My notes on "The E-myth revisited", by Michael E. Gerber

Details

  • Title: The E-myth revisited
  • Author: Michael E. Gerber
  • Year of publication: 1995
  • Length: 268 pages
  • Link: Amazon

General comments

The first version of the book was published in 1986, and re-published in a newer edition in 1995. In the 1995 edition, the author addresses businesses as physical businesses, as there was almost nothing else back then. Amazon had just been created (1994). Google didn't even exist. The internet revolution was just starting.

It's an old book, but it has valuable ideas. Even if, like almost all non-fiction books out there, it is way too long. There is a lot of unnecessary storytelling and artificial suspense.

Structure

The book is divided in 3 parts:

  1. Part 1: the E-myth and American small business (chapters 1 to 6).
  2. Part 2: the turn-key revolution: a new view of business (chapters 7 to 9).
  3. Part 3: building a small business that works (chapters 10 to 19).

Paradoxically, the first 2 parts have enigmatic titles but well-thought ideas while the third part has a clear title but quite obscure content. I feel like the third part was added artificially, just to make the book longer. I might be wrong about this, but the concepts explored in part 3 feel much less clear than those in parts 1 and 2. Otherwise, the titles of the chapters do not show any logical progression, so we don't know what to expect.

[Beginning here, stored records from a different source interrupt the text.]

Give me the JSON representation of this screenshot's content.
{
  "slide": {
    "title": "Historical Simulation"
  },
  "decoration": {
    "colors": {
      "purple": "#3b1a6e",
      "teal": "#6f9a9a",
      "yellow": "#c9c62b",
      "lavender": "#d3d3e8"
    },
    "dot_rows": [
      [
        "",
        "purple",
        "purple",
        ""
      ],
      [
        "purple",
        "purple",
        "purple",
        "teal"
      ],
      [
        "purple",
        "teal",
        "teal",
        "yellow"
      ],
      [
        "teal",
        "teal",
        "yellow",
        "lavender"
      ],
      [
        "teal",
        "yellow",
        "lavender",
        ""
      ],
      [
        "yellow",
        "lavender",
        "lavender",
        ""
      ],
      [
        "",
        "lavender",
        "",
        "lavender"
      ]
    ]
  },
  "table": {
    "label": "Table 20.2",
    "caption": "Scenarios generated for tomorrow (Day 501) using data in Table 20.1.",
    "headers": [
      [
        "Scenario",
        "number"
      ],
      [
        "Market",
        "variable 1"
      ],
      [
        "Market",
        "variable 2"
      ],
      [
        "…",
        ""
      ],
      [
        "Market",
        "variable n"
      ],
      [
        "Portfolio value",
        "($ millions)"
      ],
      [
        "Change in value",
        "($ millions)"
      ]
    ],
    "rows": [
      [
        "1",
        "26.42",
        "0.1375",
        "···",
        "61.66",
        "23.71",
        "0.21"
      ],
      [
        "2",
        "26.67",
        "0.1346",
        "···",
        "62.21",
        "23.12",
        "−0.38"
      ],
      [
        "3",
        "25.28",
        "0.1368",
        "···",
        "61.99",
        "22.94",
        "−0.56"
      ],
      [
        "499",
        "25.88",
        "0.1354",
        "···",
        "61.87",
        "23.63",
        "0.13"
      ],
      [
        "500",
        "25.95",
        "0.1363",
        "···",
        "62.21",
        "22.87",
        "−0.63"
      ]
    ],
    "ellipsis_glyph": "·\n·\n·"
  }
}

Key ideas (parts 1 and 2 of the book)

1. The roles of a business owner

A business owner can play 1 or several roles in his business:

  • the role of the technician, by doing the actual (technical) work required for the customers.
  • the role of the manager, by supervising the technicians, and handling the day-to-day operations.
  • the role of the entrepreneur, by making strategic decisions for the business and by passing his vision to the manager.

2. The e-myth: why small businesses fail

The e-myth the author refers to in the title of the book is the entrepreneur myth. Most business owners think that great technicians make great business owners, but this a myth. On the contrary, great technicians do not make great business owners, unless they decide to leave their technician role for the entrepreneur role. This is usually painful for most business owners.

Small businesses fail because their owners choose to exclusively do what they like, which is often the technician role, and not what the business needs, which is the entrepreneur role. Businesses that survive and develop are businesses in which their owners play fully the entrepreneur role.

3. Delegate and create systems

Business owners, in order to play the entrepreneur role must do 2 things:

  • First, they need to delegate the roles of technicians and managers.
  • Second, they need to create systems to make sure that technicians and managers follow the same processes every time. This guarantees that customers get the same outcome no matter who take care of them.

4. Franchise

Systems are powerful. This is exactly what makes franchise businesses very successful. Think about the major fast food chains. They have established very strict processes that every employee must follow. People can come and go, but the systems stay. This is what the author refers to as the franchise prototype: people run the system, and the system run the business. But people are replaceable, because the business does not rely at anytime on special skills or extraordinary talent of its employees.

5. The 6 rules to design a franchise-like system (chapter 9)

There are 6 rules to design a franchise-like system:

  1. The system provides consistent value to customers, employees, suppliers, and lenders, beyond what they expect.
  2. The system is operated by people with the lowest possible level of skill.
  3. The system stands out as a place of impeccable order.
  4. All work in the system is documented in operation manuals.
  5. The system provides uniformly predictable service to the customer.
  6. The system utilizes uniform color, dress, and facilities code.